Frère Charles Kapps, un frère simple et ordinaire


Il accueillait chacun avec un beau sourire, les deux mains levées. Chez lui, les gestes remplaçaient les paroles. Aussi fallait-il deviner ce qu’il ressentait tant il tardait à livrer ses secrets. Il se voulait un frère simple et ordinaire, celui qu’on appelait "Charry".

Il ne parlait pas souvent de son enfance au pays de Bade et de Fribourg-en-Brisgau où il est né en 1911. D’autant plus qu’à 9 ans, il fut placé dans un orphelinat et commença son apprentissage de jardinier à 15 ans. Et pourtant, c’est dans ce rude travail de la terre qu’il a appris à aller jusqu’au bout de ce qu’il entreprenait, et entrevu les "mystères de la nature où mon Dieu se cache" comme il aimait dire.

En 1933, fuyant le nazisme, il vient à Strasbourg accomplir son service militaire. En contact avec les Capucins de Koenigshoffen où il travaille comme jardinier, il entre au noviciat en juin 1938 à Sigolsheim, puis fait sa profession perpétuelle à Saint Étienne en juin 1941. Il est à nouveau mobilisé et servira en Corse. Il rejoindra ensuite le Couvent de Cognac en 1945, la fraternité de Chaumont en 1955 , St Nicolas de Port et finalement, en 1960, Hirsingue, nouveau couvent d’études où il sera encore jardinier et frère quêteur.

L’année 1965 est un tournant dans sa vie : à 54 ans, il se porte volontaire pour la petite fraternité en monde ouvrier qui doit se fonder à Mulhouse, dans le quartier Drouot : "A côté des pauvres, disait-il, on apprend plus que dans bien des noviciats !" Il travaillera quelque temps comme jardinier, puis sera embauché à l’hôpital du Hasenrein à Mulhouse, comme portier.

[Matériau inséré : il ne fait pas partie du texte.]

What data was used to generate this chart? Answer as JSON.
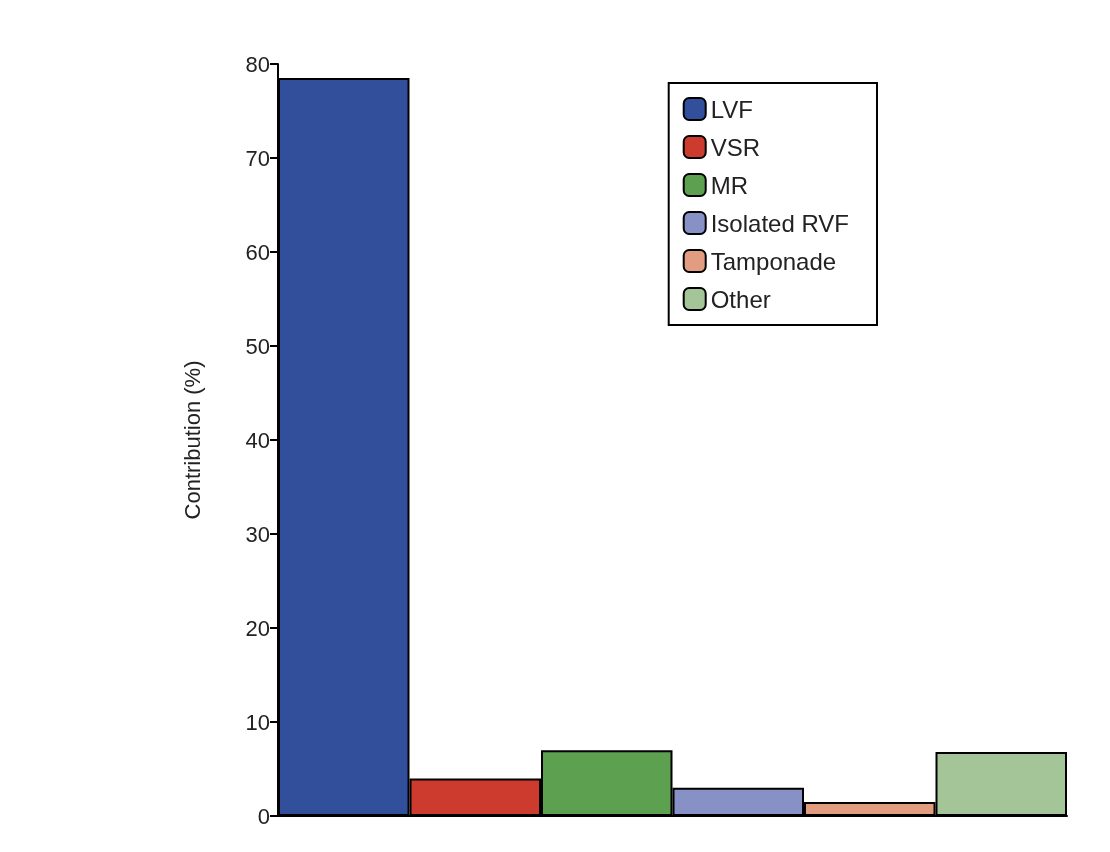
{
  "chart_data": {
    "type": "bar",
    "ylabel": "Contribution (%)",
    "categories": [
      null,
      null,
      null,
      null,
      null,
      null
    ],
    "stacked": true,
    "series": [
      {
        "name": "LVF",
        "color": "#324f9c",
        "values": [
          78.5,
          null,
          null,
          null,
          null,
          null
        ]
      },
      {
        "name": "VSR",
        "color": "#cd3b2e",
        "values": [
          null,
          4,
          null,
          null,
          null,
          null
        ]
      },
      {
        "name": "MR",
        "color": "#5da050",
        "values": [
          null,
          null,
          7,
          null,
          null,
          null
        ]
      },
      {
        "name": "Isolated RVF",
        "color": "#8791c5",
        "values": [
          null,
          null,
          null,
          3,
          null,
          null
        ]
      },
      {
        "name": "Tamponade",
        "color": "#e29d80",
        "values": [
          null,
          null,
          null,
          null,
          1.5,
          null
        ]
      },
      {
        "name": "Other",
        "color": "#a4c597",
        "values": [
          null,
          null,
          null,
          null,
          null,
          6.8
        ]
      }
    ],
    "ylim": [
      0,
      80
    ],
    "yticks": [
      0,
      10,
      20,
      30,
      40,
      50,
      60,
      70,
      80
    ],
    "grid": false,
    "legend": "top right"
  }
}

Il y restera jusqu’à sa retraite en 1976.

Charles, très actif dans son quartier, s’engagera aussi dans le monde associatif, notamment en assurant durant de longues années des permanences au Foyer d’accueil de nuit pour les gens de la rue et en participant chaque année aux quêtes pour les aveugles et l’APF (Association des Paralysés de France). De même il restera, par choix et solidarité, dans le quartier du Drouot, jusqu’à son admission à la résidence Hansi à Bourtzwiller, en septembre 1996.

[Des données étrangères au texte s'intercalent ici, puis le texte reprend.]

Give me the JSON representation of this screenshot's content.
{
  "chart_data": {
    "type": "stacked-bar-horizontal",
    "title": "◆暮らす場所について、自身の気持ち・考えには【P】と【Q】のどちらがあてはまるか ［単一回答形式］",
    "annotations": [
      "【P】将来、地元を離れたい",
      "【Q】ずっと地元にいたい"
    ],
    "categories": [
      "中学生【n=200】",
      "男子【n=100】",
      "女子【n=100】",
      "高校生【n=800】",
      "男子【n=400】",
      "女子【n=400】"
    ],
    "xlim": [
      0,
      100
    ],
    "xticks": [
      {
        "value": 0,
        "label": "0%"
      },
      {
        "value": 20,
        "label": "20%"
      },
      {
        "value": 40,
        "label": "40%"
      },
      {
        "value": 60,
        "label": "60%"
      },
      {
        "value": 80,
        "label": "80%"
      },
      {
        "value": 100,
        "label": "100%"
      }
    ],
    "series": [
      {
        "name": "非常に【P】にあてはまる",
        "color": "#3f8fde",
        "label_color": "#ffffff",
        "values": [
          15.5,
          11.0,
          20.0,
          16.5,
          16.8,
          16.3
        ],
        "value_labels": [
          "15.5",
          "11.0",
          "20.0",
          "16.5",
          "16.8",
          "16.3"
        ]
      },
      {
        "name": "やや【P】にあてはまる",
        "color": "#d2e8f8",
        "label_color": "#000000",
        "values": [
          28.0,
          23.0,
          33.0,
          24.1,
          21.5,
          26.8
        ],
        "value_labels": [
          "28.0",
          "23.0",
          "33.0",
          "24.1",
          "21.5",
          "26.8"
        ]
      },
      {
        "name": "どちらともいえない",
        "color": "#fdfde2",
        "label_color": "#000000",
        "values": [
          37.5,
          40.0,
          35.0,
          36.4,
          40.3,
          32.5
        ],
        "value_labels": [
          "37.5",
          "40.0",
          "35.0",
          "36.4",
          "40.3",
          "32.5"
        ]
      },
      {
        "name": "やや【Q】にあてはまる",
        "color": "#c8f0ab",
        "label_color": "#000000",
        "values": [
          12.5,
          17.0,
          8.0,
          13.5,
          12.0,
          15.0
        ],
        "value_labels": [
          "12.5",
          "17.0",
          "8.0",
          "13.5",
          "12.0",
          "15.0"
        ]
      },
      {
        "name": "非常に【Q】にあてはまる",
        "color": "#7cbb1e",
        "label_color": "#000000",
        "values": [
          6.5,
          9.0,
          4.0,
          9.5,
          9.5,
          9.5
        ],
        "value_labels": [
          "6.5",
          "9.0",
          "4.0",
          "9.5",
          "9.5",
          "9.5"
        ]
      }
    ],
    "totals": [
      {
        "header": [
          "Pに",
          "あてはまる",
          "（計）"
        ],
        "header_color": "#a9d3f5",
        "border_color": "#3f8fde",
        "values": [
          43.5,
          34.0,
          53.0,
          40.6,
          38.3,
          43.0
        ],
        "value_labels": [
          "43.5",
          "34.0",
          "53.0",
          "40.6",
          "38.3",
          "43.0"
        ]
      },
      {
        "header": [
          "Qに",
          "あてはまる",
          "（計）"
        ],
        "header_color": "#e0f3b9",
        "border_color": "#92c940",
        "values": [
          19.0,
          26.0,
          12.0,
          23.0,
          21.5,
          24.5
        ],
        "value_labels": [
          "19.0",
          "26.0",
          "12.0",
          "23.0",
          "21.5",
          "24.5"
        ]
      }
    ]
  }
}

Durant 40 ans, il a fait partie du réseau des frères capucins, franciscains et des chrétiens en monde ouvrier, participant activement à leurs rencontres et à leurs partages : "Je porte ma faveur plutôt sur la contemplation que sur l’apostolat, confiait-il. Je crois que ma présence au travail, dans le quartier du Drouot, dans la rue, est un mystère. Mes sorties pour faire les courses, je les considère comme prendre le large pour regarder ce qui se passe dans les rues, les supermarchés…Ce sont mes milieux de méditation." – "Mon entourage musulman, je le respecte et je l’aime". Et souvent on le lui rendait bien !

En juin 2003, Fr. Charles sera admis en maison de retraite au Centre hospitalier de Mulhouse, avec l’aide de l’association des Anciens du Mönschberg, et l’accompagnement fraternel de ses amis, frères et sœurs tout proches, en particulier Marie-Claire, Jean-Pierre, Jean et Paul.
Il nous a quittés dans la nuit du 9 septembre 2005, dans la paix et la sérénité, comme il a vécu, dans une constante attitude de louange.

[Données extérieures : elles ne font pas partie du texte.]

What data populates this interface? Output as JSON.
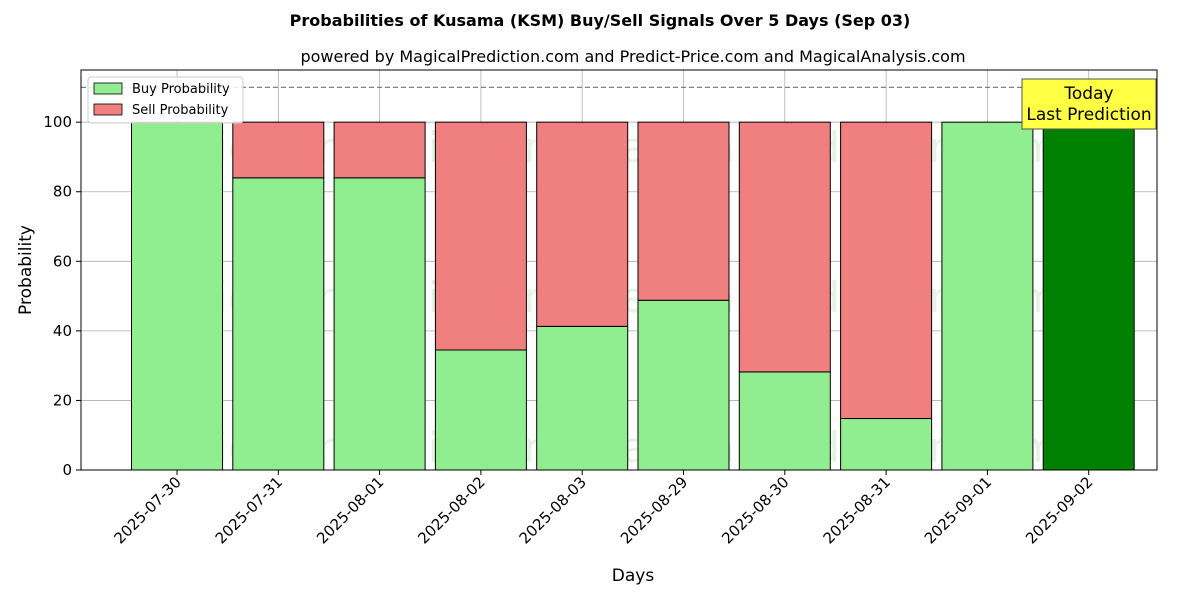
{
  "chart_data": {
    "type": "bar",
    "stacked": true,
    "title": "Probabilities of Kusama (KSM) Buy/Sell Signals Over 5 Days (Sep 03)",
    "subtitle": "powered by MagicalPrediction.com and Predict-Price.com and MagicalAnalysis.com",
    "xlabel": "Days",
    "ylabel": "Probability",
    "ylim": [
      0,
      115
    ],
    "yticks": [
      0,
      20,
      40,
      60,
      80,
      100
    ],
    "grid": true,
    "legend_position": "top-left",
    "categories": [
      "2025-07-30",
      "2025-07-31",
      "2025-08-01",
      "2025-08-02",
      "2025-08-03",
      "2025-08-29",
      "2025-08-30",
      "2025-08-31",
      "2025-09-01",
      "2025-09-02"
    ],
    "series": [
      {
        "name": "Buy Probability",
        "color": "#90ee90",
        "values": [
          100,
          84,
          84,
          34.5,
          41.3,
          48.8,
          28.2,
          14.8,
          100,
          100
        ]
      },
      {
        "name": "Sell Probability",
        "color": "#f08080",
        "values": [
          0,
          16,
          16,
          65.5,
          58.7,
          51.2,
          71.8,
          85.2,
          0,
          0
        ]
      }
    ],
    "highlight": {
      "index": 9,
      "color": "#008000"
    },
    "reference_line": {
      "y": 110,
      "style": "dashed",
      "color": "#808080"
    },
    "annotation": {
      "lines": [
        "Today",
        "Last Prediction"
      ],
      "background": "#ffff44"
    },
    "watermarks": [
      "MagicalAnalysis.com",
      "MagicalPrediction.com"
    ]
  }
}
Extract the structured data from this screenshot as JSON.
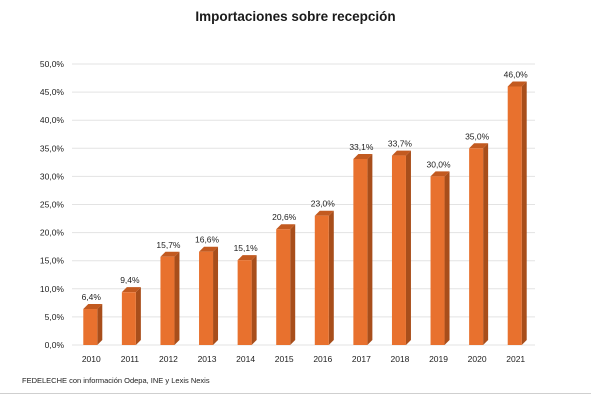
{
  "chart_data": {
    "type": "bar",
    "title": "Importaciones sobre recepción",
    "categories": [
      "2010",
      "2011",
      "2012",
      "2013",
      "2014",
      "2015",
      "2016",
      "2017",
      "2018",
      "2019",
      "2020",
      "2021"
    ],
    "values": [
      6.4,
      9.4,
      15.7,
      16.6,
      15.1,
      20.6,
      23.0,
      33.1,
      33.7,
      30.0,
      35.0,
      46.0
    ],
    "data_labels": [
      "6,4%",
      "9,4%",
      "15,7%",
      "16,6%",
      "15,1%",
      "20,6%",
      "23,0%",
      "33,1%",
      "33,7%",
      "30,0%",
      "35,0%",
      "46,0%"
    ],
    "ylim": [
      0,
      50
    ],
    "yticks": [
      0,
      5,
      10,
      15,
      20,
      25,
      30,
      35,
      40,
      45,
      50
    ],
    "ytick_labels": [
      "0,0%",
      "5,0%",
      "10,0%",
      "15,0%",
      "20,0%",
      "25,0%",
      "30,0%",
      "35,0%",
      "40,0%",
      "45,0%",
      "50,0%"
    ],
    "xlabel": "",
    "ylabel": "",
    "grid": true,
    "legend": "none",
    "colors": {
      "bar_front": "#E8712E",
      "bar_side": "#A84E1B",
      "bar_top": "#C25A20",
      "grid": "#E3E3E3"
    }
  },
  "source": "FEDELECHE con información Odepa, INE y Lexis Nexis"
}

Ravissement de la louange, discrétion de la présence et du service, fidélité profonde à ceux dont ses choix de vie humaine et évangélique l’ont conduit à partager l’existence quotidienne, n’est-ce pas un visage parlant de ce que peut être notre vocation capucine aujourd’hui ? Quelque chose du Royaume y prend forme à jamais et c’est la source d’une joie que Jésus a voulu parfaite pour ceux qui lui emboîtent le pas.